A sunny day in October meant it was time to get out and go to the hills for a break from 2020. I headed to Tiger Mountain but not to the summit. I picked a round trip hike that took me to a place called Talus Rocks and then a return via the Bus Trail. Lot of forest quiet time and change from my coal mine hunting routine.
Up Tiger Mountain I went. This West Tiger #3 Trail is busy since it goes to the top of Tiger Mountain. Most folks can’t resist the lure of climbing to the top. Done that long ago and my quest is more off this beaten path. After what seems like I had hiked to the top of the mountain my Talus Rocks Trail split off to the right. Immediately the trail became more wild, narrower and a lure to a peaceful adventure.
What does Talus mean? Here is a quick geological definition.
An outward sloping and accumulated heap or mass of rock fragments of any size or shape (usually coarse and angular) derived from and lying at the base of a cliff or very steep, rocky slope, and formed chiefly by gravitational falling, rolling, or sliding.
Till you see these huge rocks and the caves this definition seems kind of bland. It is far from it and I have to say they are magical.
Before we get there the trail crosses at the bottom of a huge rock slab waterfall. It is dry this time of year so it has limited water flowing. A good thing because you have to walk right over where the water would be.
Right after the trail crosses the bottom of this rock waterfall it goes straight up a mini dirt cliff. I met a couple of folks coming towards me and they had to make a careful descent. Very slippery and it isn’t even raining yet. Glad I came at it from the north side. Here is a photo looking down after I scrambled to the top.
Then just a little more of plain old trail. At last I entered a place where I expected to see the Fairies my Grandfather called the Little People. Huge boulders covered in moss, ferns and trees. The trail weaves between them in narrow tunnels. There are cave like openings and this is a known bat habitat.
One can stay on the trail or investigate some of the offshoot routes. Of course with my trekking pole in hand I climbed and poked around the area. Right off I came to a huge crack under a boulder larger than my backyard shed.
This next photo is the crack with no flash. It is dark and eerie. I was surprised to see what looks like a face in this photo. Did not notice this till I got the photos on my computer.
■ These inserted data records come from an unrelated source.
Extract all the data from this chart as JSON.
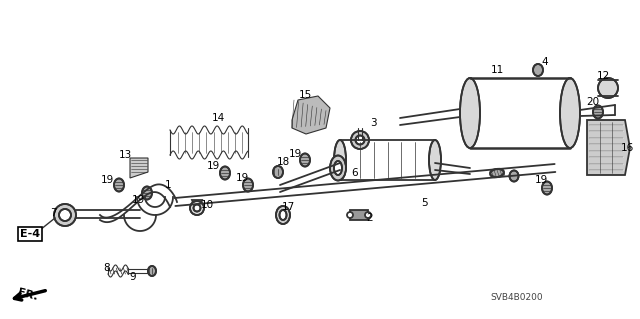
{
  "bg_color": "#ffffff",
  "line_color": "#333333",
  "label_color": "#000000",
  "code": "SVB4B0200",
  "figsize": [
    6.4,
    3.19
  ],
  "dpi": 100,
  "xlim": [
    0,
    640
  ],
  "ylim": [
    0,
    319
  ]
}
I spent a bit of time reviewing these two photos. I can match where this phenomena would be in the flash photo but that still does not explain it. What you think?
The side trail circles an area that holds the real caves. The park folks have put wood gates to keep us out of there. It is said to protect the bat habitat from the crazy people. Or could it be to protect the crazy people who do not know the danger of caves?
So, I went around the corner and saw this tree perched on the rocks. This is a determined soul.
Then there is the view between the biggest boulders of all. Like I said there is a wood gate to protect us from ourselves.
Then I was on the other side of the biggest pile of rocks I have seen in years. Here is a view looking at this crevice from that gate you can see in the distance.
While I ate my sandwich a raven came calling over my head. He landed in a tree close by. I attempted a photo but all I got was tree limbs. He had quickly moved on and left only his memory.
That lent an even more magical time to this place. Right out of Lord of the Rings.
Next I walked on towards my next adventure. For those that want to go hike this themselves, I follwed the Section Line Trail, the Gas Line Trail and then turned onto the Bus Trail. This trail was again a nice wide and graveled path. I was back in civilization. Plus it was flat. The mountain had been left behind. This is such a nice trail I even met a family with a baby buggy.
This trail is named after a bus that was left behind by the logging crews that worked the forest decades ago. I dug around a bit and found an article in the Seattle Times from May 28, 2005. Here is what it says.
The relic, on the south side of Lake Tradition on the Busline Trail, is often wrongly identified on some hiking maps as a Greyhound Scenic Cruiser, said Erica Maniez, director of the Issaquah Historical Society. Todd Sargeant and other society members believe it is a vintage Kenworth split-level bus, circa 1930.
So how did it end up on the Tiger Mountain hiking trails?
Those routes follow old logging roads, and another society member, John Blincoe, learned the bus was used by logging companies to haul crews to work sites on the mountain. In the early 1950s, the bus apparently was used like a building in a logging camp.
By 1954, it was abandoned, on its side, and salvagers yanked out the engine and tires.
Here is what she looks like now laying on her side becoming one with the forest.
Then before I know it I was in the parking lot getting ready to drive home. But first I went across the freeway and checked out the parking for another coal mine I want to investigate. The Hunter never stops being alert for new prey.